In step 1, we get such output for each affected file in each new topic branch plus the trunk. The integer at the end of each line gives us the cyclomatic complexity of the method or function.

In step 2, we look id there are any methods or functions in one of the branches but not in the others. If these are there, we add that method as function as a fake entry in the result, with a McCabe index of 4. The idea behind this is that we will later use 4.5 as one of the complaxity targets, so a value of 4 puts just a tiny bit of a penalty on a missing method or function that will be matched or exceeded in deviation from this partial metric by at least the same deviation as the actual method or function. If a method or function has the exact same McCabe index in all branches, that method is removed from all outputs to keep the comparison lean. The result is a smallish set of McCabe indices per branch that we can now condense into a single metric. The normalization ensures all branches are compared over the same function set.

We now have a list of positive integers we can play with, In step 3 we convert this list, first into three numbers, that we then combine into just one.

1. σ² : The population variance of the McCabe index. This submetric rewards consistent complexity distribution
2. e : The square of 1 plus the absolute value of 4.5 minus the population mean μ. This submetric penalizes both functions of high complexity, and excessive fragmentation.
3. h : The sum of all McCabe numbers higher than 9 divided by the squareroot of the number of McCabe index numbers. This submetric penalizes very high complexity functions.

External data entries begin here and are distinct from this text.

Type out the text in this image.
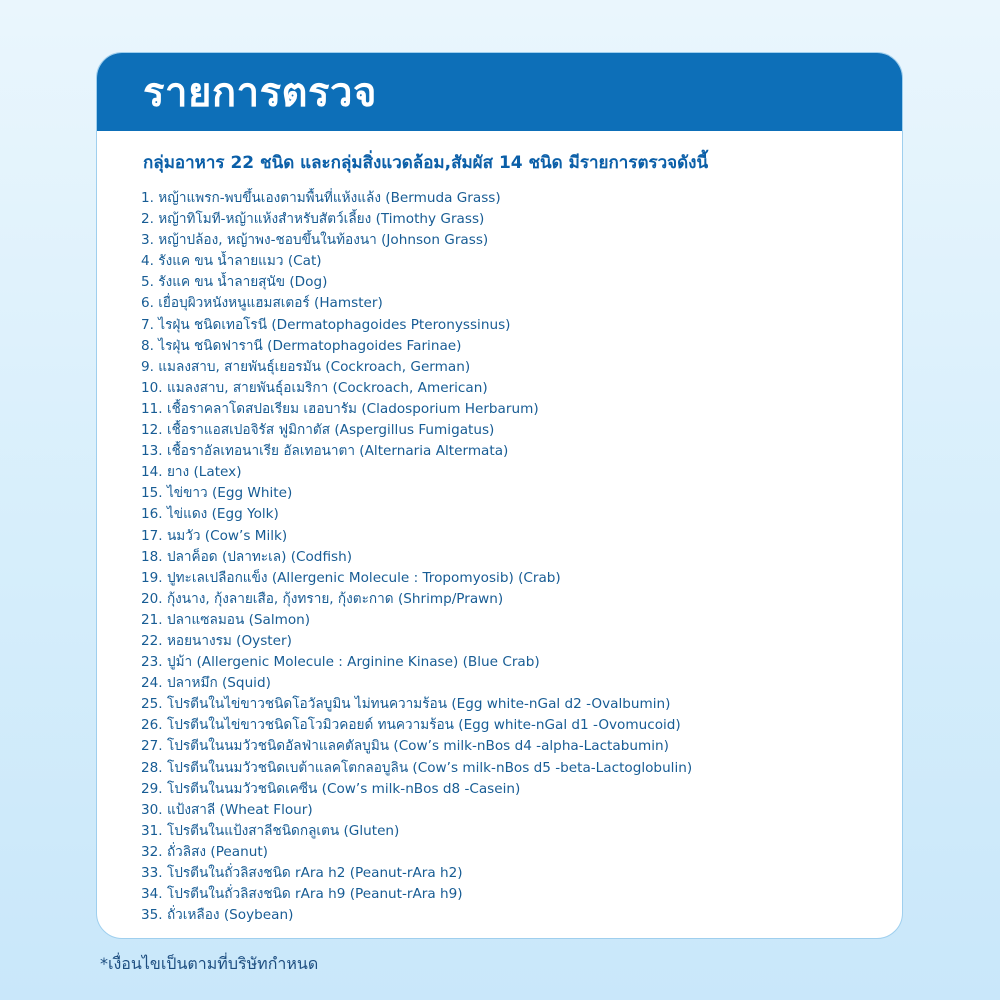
รายการตรวจ
กลุ่มอาหาร 22 ชนิด และกลุ่มสิ่งแวดล้อม,สัมผัส 14 ชนิด มีรายการตรวจดังนี้
1. หญ้าแพรก-พบขึ้นเองตามพื้นที่แห้งแล้ง (Bermuda Grass)
2. หญ้าทิโมที-หญ้าแห้งสำหรับสัตว์เลี้ยง (Timothy Grass)
3. หญ้าปล้อง, หญ้าพง-ชอบขึ้นในท้องนา (Johnson Grass)
4. รังแค ขน น้ำลายแมว (Cat)
5. รังแค ขน น้ำลายสุนัข (Dog)
6. เยื่อบุผิวหนังหนูแฮมสเตอร์ (Hamster)
7. ไรฝุ่น ชนิดเทอโรนี (Dermatophagoides Pteronyssinus)
8. ไรฝุ่น ชนิดฟารานี (Dermatophagoides Farinae)
9. แมลงสาบ, สายพันธุ์เยอรมัน (Cockroach, German)
10. แมลงสาบ, สายพันธุ์อเมริกา (Cockroach, American)
11. เชื้อราคลาโดสปอเรียม เฮอบารัม (Cladosporium Herbarum)
12. เชื้อราแอสเปอจิรัส ฟูมิกาตัส (Aspergillus Fumigatus)
13. เชื้อราอัลเทอนาเรีย อัลเทอนาตา (Alternaria Altermata)
14. ยาง (Latex)
15. ไข่ขาว (Egg White)
16. ไข่แดง (Egg Yolk)
17. นมวัว (Cow’s Milk)
18. ปลาค็อด (ปลาทะเล) (Codfish)
19. ปูทะเลเปลือกแข็ง (Allergenic Molecule : Tropomyosib) (Crab)
20. กุ้งนาง, กุ้งลายเสือ, กุ้งทราย, กุ้งตะกาด (Shrimp/Prawn)
21. ปลาแซลมอน (Salmon)
22. หอยนางรม (Oyster)
23. ปูม้า (Allergenic Molecule : Arginine Kinase) (Blue Crab)
24. ปลาหมึก (Squid)
25. โปรตีนในไข่ขาวชนิดโอวัลบูมิน ไม่ทนความร้อน (Egg white-nGal d2 -Ovalbumin)
26. โปรตีนในไข่ขาวชนิดโอโวมิวคอยด์ ทนความร้อน (Egg white-nGal d1 -Ovomucoid)
27. โปรตีนในนมวัวชนิดอัลฟ่าแลคตัลบูมิน (Cow’s milk-nBos d4 -alpha-Lactabumin)
28. โปรตีนในนมวัวชนิดเบต้าแลคโตกลอบูลิน (Cow’s milk-nBos d5 -beta-Lactoglobulin)
29. โปรตีนในนมวัวชนิดเคซีน (Cow’s milk-nBos d8 -Casein)
30. แป้งสาลี (Wheat Flour)
31. โปรตีนในแป้งสาลีชนิดกลูเตน (Gluten)
32. ถั่วลิสง (Peanut)
33. โปรตีนในถั่วลิสงชนิด rAra h2 (Peanut-rAra h2)
34. โปรตีนในถั่วลิสงชนิด rAra h9 (Peanut-rAra h9)
35. ถั่วเหลือง (Soybean)
*เงื่อนไขเป็นตามที่บริษัทกำหนด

Now we take the sqrt of the sum of these three numbers for each of the surviving topic branches and we subtract the the sqrt of the sum of these three numbers for the trunk from that. This means we have a number, r, the code quality regression number, that can be both positive or negative, where negative numvers indicate the refactor has likely improved the overall code quality by this metric, while a positive number indicates it might have degraded code quality.

In step 4 we sort the topic branches by this code quality number and write the results, complete with the code quality regression indicating regression or improvement of the code quality in the branch. This sorted list is written to an MD file with a "r" prefix and the same number as the RVP file it relates to.

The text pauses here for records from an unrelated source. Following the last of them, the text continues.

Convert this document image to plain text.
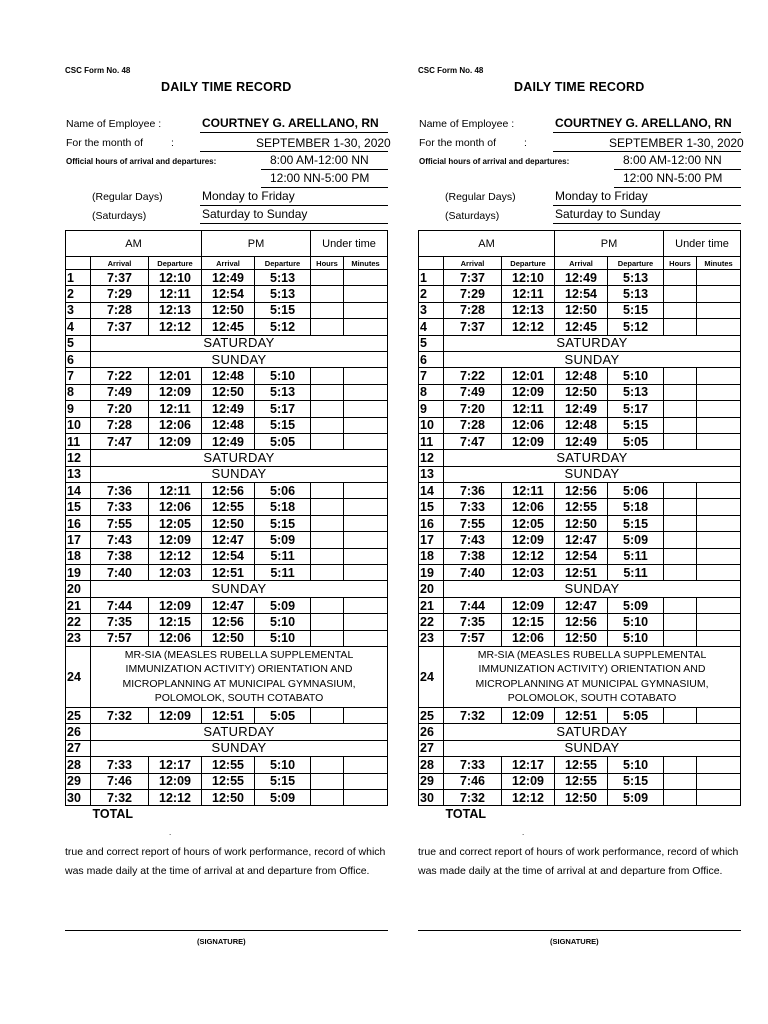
CSC Form No. 48
DAILY TIME RECORD
Name of Employee :	COURTNEY G. ARELLANO, RN
For the month of	:	SEPTEMBER 1-30, 2020
Official hours of arrival and departures:	8:00 AM-12:00 NN
12:00 NN-5:00 PM
(Regular Days)	Monday to Friday
(Saturdays)	Saturday to Sunday
AM			PM		Under time	
	Arrival	Departure	Arrival	Departure	Hours	Minutes
1	7:37	12:10	12:49	5:13		
2	7:29	12:11	12:54	5:13		
3	7:28	12:13	12:50	5:15		
4	7:37	12:12	12:45	5:12		
5	SATURDAY					
6	SUNDAY					
7	7:22	12:01	12:48	5:10		
8	7:49	12:09	12:50	5:13		
9	7:20	12:11	12:49	5:17		
10	7:28	12:06	12:48	5:15		
11	7:47	12:09	12:49	5:05		
12	SATURDAY					
13	SUNDAY					
14	7:36	12:11	12:56	5:06		
15	7:33	12:06	12:55	5:18		
16	7:55	12:05	12:50	5:15		
17	7:43	12:09	12:47	5:09		
18	7:38	12:12	12:54	5:11		
19	7:40	12:03	12:51	5:11		
20	SUNDAY					
21	7:44	12:09	12:47	5:09		
22	7:35	12:15	12:56	5:10		
23	7:57	12:06	12:50	5:10		
24	MR-SIA (MEASLES RUBELLA SUPPLEMENTAL IMMUNIZATION ACTIVITY) ORIENTATION AND MICROPLANNING AT MUNICIPAL GYMNASIUM, POLOMOLOK, SOUTH COTABATO					
25	7:32	12:09	12:51	5:05		
26	SATURDAY					
27	SUNDAY					
28	7:33	12:17	12:55	5:10		
29	7:46	12:09	12:55	5:15		
30	7:32	12:12	12:50	5:09		
TOTAL						
.
true and correct report of hours of work performance, record of which was made daily at the time of arrival at and departure from Office.
(SIGNATURE)
CSC Form No. 48
DAILY TIME RECORD
Name of Employee :	COURTNEY G. ARELLANO, RN
For the month of	:	SEPTEMBER 1-30, 2020
Official hours of arrival and departures:	8:00 AM-12:00 NN
12:00 NN-5:00 PM
(Regular Days)	Monday to Friday
(Saturdays)	Saturday to Sunday
AM			PM		Under time	
	Arrival	Departure	Arrival	Departure	Hours	Minutes
1	7:37	12:10	12:49	5:13		
2	7:29	12:11	12:54	5:13		
3	7:28	12:13	12:50	5:15		
4	7:37	12:12	12:45	5:12		
5	SATURDAY					
6	SUNDAY					
7	7:22	12:01	12:48	5:10		
8	7:49	12:09	12:50	5:13		
9	7:20	12:11	12:49	5:17		
10	7:28	12:06	12:48	5:15		
11	7:47	12:09	12:49	5:05		
12	SATURDAY					
13	SUNDAY					
14	7:36	12:11	12:56	5:06		
15	7:33	12:06	12:55	5:18		
16	7:55	12:05	12:50	5:15		
17	7:43	12:09	12:47	5:09		
18	7:38	12:12	12:54	5:11		
19	7:40	12:03	12:51	5:11		
20	SUNDAY					
21	7:44	12:09	12:47	5:09		
22	7:35	12:15	12:56	5:10		
23	7:57	12:06	12:50	5:10		
24	MR-SIA (MEASLES RUBELLA SUPPLEMENTAL IMMUNIZATION ACTIVITY) ORIENTATION AND MICROPLANNING AT MUNICIPAL GYMNASIUM, POLOMOLOK, SOUTH COTABATO					
25	7:32	12:09	12:51	5:05		
26	SATURDAY					
27	SUNDAY					
28	7:33	12:17	12:55	5:10		
29	7:46	12:09	12:55	5:15		
30	7:32	12:12	12:50	5:09		
TOTAL						
.
true and correct report of hours of work performance, record of which was made daily at the time of arrival at and departure from Office.
(SIGNATURE)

In step 5, this MD file is committed to trunk.

It is important to note that this part is currently experimental, and better code quality metrics will probably be possible, and could grow dynamicaly as we gain more experience with the workflow. The idea is that with the MD file, the user can look at the most promising candidates first and discard candidates with a very high quality regression number.

On merge to trunk.

When the final chosen topic branch finally concludes the refactoring task, nothing much is needed anymore. The topic branches get deleted and the normal CICD bit of the processing of the merge commences. That part falls outside of the RVC workflow, so we leave it unspecified in this blog post.

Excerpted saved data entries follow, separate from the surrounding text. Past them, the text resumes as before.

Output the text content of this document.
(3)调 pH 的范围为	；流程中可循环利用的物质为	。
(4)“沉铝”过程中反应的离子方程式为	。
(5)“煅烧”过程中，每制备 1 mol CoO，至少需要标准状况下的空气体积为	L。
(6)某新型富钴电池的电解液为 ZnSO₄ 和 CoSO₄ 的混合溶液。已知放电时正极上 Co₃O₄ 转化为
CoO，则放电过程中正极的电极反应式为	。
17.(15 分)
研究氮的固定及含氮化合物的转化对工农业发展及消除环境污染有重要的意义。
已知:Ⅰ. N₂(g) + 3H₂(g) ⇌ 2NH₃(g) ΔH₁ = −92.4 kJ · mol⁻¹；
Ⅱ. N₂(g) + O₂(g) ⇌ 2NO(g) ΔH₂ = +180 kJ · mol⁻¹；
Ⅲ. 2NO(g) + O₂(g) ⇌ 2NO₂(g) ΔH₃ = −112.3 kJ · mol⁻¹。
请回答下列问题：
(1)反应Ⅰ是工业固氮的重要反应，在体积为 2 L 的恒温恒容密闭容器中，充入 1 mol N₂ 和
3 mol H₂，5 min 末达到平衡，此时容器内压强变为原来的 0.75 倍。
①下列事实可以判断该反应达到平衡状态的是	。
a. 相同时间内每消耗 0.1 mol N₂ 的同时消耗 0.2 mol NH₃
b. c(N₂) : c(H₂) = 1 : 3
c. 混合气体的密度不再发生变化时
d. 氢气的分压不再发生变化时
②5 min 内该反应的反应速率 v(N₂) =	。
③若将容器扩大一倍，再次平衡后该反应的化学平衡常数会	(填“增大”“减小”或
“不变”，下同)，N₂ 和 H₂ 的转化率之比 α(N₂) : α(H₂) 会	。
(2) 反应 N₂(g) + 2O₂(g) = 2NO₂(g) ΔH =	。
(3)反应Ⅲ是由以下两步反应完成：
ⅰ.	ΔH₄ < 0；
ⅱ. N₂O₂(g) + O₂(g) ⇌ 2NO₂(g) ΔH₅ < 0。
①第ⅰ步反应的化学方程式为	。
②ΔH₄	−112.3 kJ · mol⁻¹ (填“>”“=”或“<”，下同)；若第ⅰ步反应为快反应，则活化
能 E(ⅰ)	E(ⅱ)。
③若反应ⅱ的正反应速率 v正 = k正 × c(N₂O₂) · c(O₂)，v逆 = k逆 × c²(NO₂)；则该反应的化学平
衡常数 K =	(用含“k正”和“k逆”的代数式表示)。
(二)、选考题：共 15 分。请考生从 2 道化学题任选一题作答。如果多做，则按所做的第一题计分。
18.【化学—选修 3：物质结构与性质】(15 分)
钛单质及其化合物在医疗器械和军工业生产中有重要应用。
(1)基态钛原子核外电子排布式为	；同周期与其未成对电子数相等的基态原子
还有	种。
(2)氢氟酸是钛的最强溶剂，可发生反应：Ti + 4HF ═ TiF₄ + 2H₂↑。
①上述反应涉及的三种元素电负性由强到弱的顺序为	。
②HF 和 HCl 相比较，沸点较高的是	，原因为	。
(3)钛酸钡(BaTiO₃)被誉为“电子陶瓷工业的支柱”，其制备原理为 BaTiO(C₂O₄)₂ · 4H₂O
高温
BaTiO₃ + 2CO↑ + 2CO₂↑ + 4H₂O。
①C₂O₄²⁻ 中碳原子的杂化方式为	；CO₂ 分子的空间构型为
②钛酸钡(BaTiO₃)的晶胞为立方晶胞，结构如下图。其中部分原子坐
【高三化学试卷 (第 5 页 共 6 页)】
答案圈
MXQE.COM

Workflow latency streamlining

We don't want to have the user that is refactoring waiting, but neither do we want to incept too many merge conflicts. To help with that, the user is expected to start on new tasks (RVP file) that touch different parts of the code while waiting for an assignment within an active task. As a rule of thumb, two to four parallel tasks are suggested for an optimal workflow.

Summarizing

In this post we looked at the Reverse Vibe-Coding git workflow for refactoring. The workflow for scaffolding and boilerplate is slightly more involved because of baseline validation bootstrapping, but most of the workflow for these is quite similar. I hope this outline shows how this part of the RVC workflow is a robust and highly productivity-efficient alternative to the use of IDE integrated AI, and how it allows us to return to a provenance preserving merge based workflow at the same time. I hope this post demonstrates that RVP is the right choice for AI enhanced productivity from a full product lifecycle perspective, and that moving away from English as a prompting language and from the IDE as integration point for AI are good choices that help move AI assisted coding for production deployment forward.